Dr. Yima Sen was not only an activist, he was a creative Marxist who had the courage to experiment with dogma. He was latterly an academic.
But, left to some other tendencies, each of the three could have or could become something else. Any one of them could have been constructed as anything but the above identity.
Left to the National Party of Nigeria, (NPN)’s media of yore, Balarabe Musa could have been mediated as a politician who lacked tact and diplomacy and fell to “The Errors of Idealism” as Ray Ekpu, for instance, once wrote about him in his column in the Sunday Times in 1981. Subsequently, he was seen as someone who wrong headedly handed over his mandate to what another columnist, this time of the New Nigerian, once called young, inexperienced “educated know-all”. That was a reference to the intellectual squad led by the late Bala Usman that was powering the Balarabe Government.
So, it is no mean achievement that Balarabe Musa has the image he has in Nigerian politics today. The efforts that went into the construction and sustenance of that image should not be taken for granted but always reckoned with as one of the success stories of Left resistance.

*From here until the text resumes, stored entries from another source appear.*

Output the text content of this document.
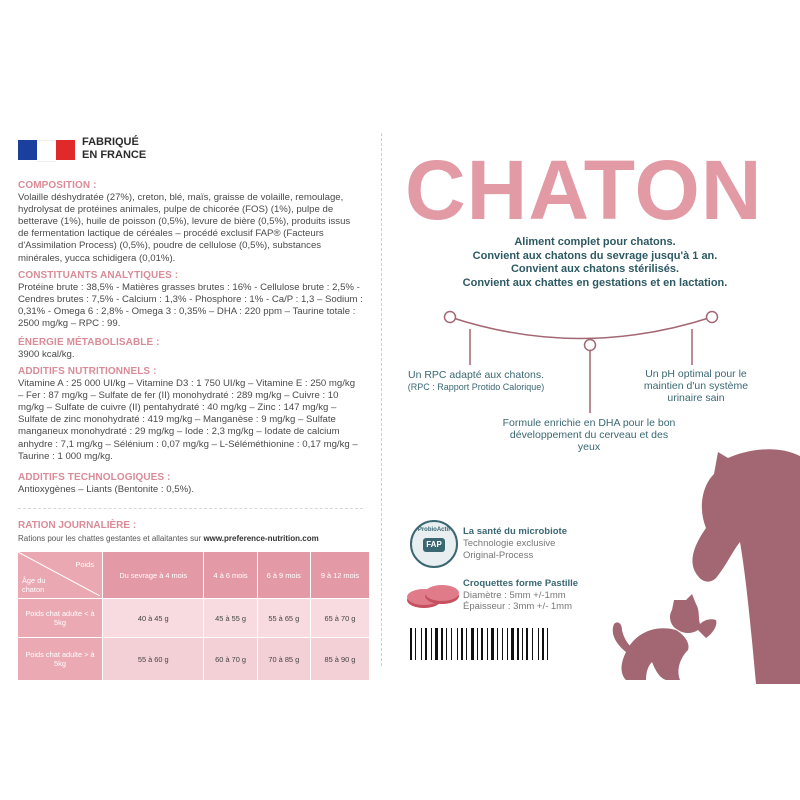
FABRIQUÉ
EN FRANCE
COMPOSITION :

Volaille déshydratée (27%), creton, blé, maïs, graisse de volaille, remoulage, hydrolysat de protéines animales, pulpe de chicorée (FOS) (1%), pulpe de betterave (1%), huile de poisson (0,5%), levure de bière (0,5%), produits issus de fermentation lactique de céréales – procédé exclusif FAP® (Facteurs d'Assimilation Process) (0,5%), poudre de cellulose (0,5%), substances minérales, yucca schidigera (0,01%).

CONSTITUANTS ANALYTIQUES :

Protéine brute : 38,5% - Matières grasses brutes : 16% - Cellulose brute : 2,5% - Cendres brutes : 7,5% - Calcium : 1,3% - Phosphore : 1% - Ca/P : 1,3 – Sodium : 0,31% - Omega 6 : 2,8% - Omega 3 : 0,35% – DHA : 220 ppm – Taurine totale : 2500 mg/kg – RPC : 99.

ÉNERGIE MÉTABOLISABLE :

3900 kcal/kg.

ADDITIFS NUTRITIONNELS :

Vitamine A : 25 000 UI/kg – Vitamine D3 : 1 750 UI/kg – Vitamine E : 250 mg/kg – Fer : 87 mg/kg – Sulfate de fer (II) monohydraté : 289 mg/kg – Cuivre : 10 mg/kg – Sulfate de cuivre (II) pentahydraté : 40 mg/kg – Zinc : 147 mg/kg – Sulfate de zinc monohydraté : 419 mg/kg – Manganèse : 9 mg/kg – Sulfate manganeux monohydraté : 29 mg/kg – Iode : 2,3 mg/kg – Iodate de calcium anhydre : 7,1 mg/kg – Sélénium : 0,07 mg/kg – L-Séléméthionine : 0,17 mg/kg – Taurine : 1 000 mg/kg.

ADDITIFS TECHNOLOGIQUES :

Antioxygènes – Liants (Bentonite : 0,5%).

RATION JOURNALIÈRE :
Rations pour les chattes gestantes et allaitantes sur www.preference-nutrition.com
Poids
Âge du chaton	Du sevrage à 4 mois	4 à 6 mois	6 à 9 mois	9 à 12 mois
Poids chat adulte < à 5kg	40 à 45 g	45 à 55 g	55 à 65 g	65 à 70 g
Poids chat adulte > à 5kg	55 à 60 g	60 à 70 g	70 à 85 g	85 à 90 g
CHATON
Aliment complet pour chatons.
Convient aux chatons du sevrage jusqu'à 1 an.
Convient aux chatons stérilisés.
Convient aux chattes en gestations et en lactation.
Un RPC adapté aux chatons.
(RPC : Rapport Protido Calorique)
Un pH optimal pour le maintien d'un système urinaire sain
Formule enrichie en DHA pour le bon développement du cerveau et des yeux
ProbioActif
FAP
La santé du microbiote
Technologie exclusive
Original-Process
Croquettes forme Pastille
Diamètre : 5mm +/-1mm
Épaisseur : 3mm +/- 1mm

The same story applies to Yima Sen and Salihu Bappa. Each of them could have gotten a different image. Of the two, Yima Sen was the more vulnerable because he had worked with the NPN. Such was not the accepted practice for a Marxist, especially then because it is not many people who will go beyond the grand narrative of a Marxist working in NPN government to also know that it was on that job and afterwards that he wrote some of his most imaginative stuff, one of them being “Journalism as Imperialism” in the defunct African Analyst where he classified then existing Nigerian newspapers according to his logic of inference called ghettoisation.
So, in this background lies the significance of this documentation titled “Tributes to Yima Sen, Salihu Bappa and Balarabe Musa: Nigerian Scholar Activists and Political Change Makers”. It is a recommended stuff for all. Aside from the Editorial, none of the materials is a new one. They have been published elsewhere before and massively read. But bringing them together in one text adds a difference and quality of newness to it all. Some new eye could come up with a completely new argument by reading the four or so essays as they are now.
The omission of Baze University, Abuja which was Yima Sen’s last address is about the only error of note in the packaging yet. Others might have noted other incompleteness here and there. As an electronic stuff, correction should not be a big deal. Otherwise, this is a good effort from Comrade Salihu Lukman who has, otherwise, not been a controversy free of late.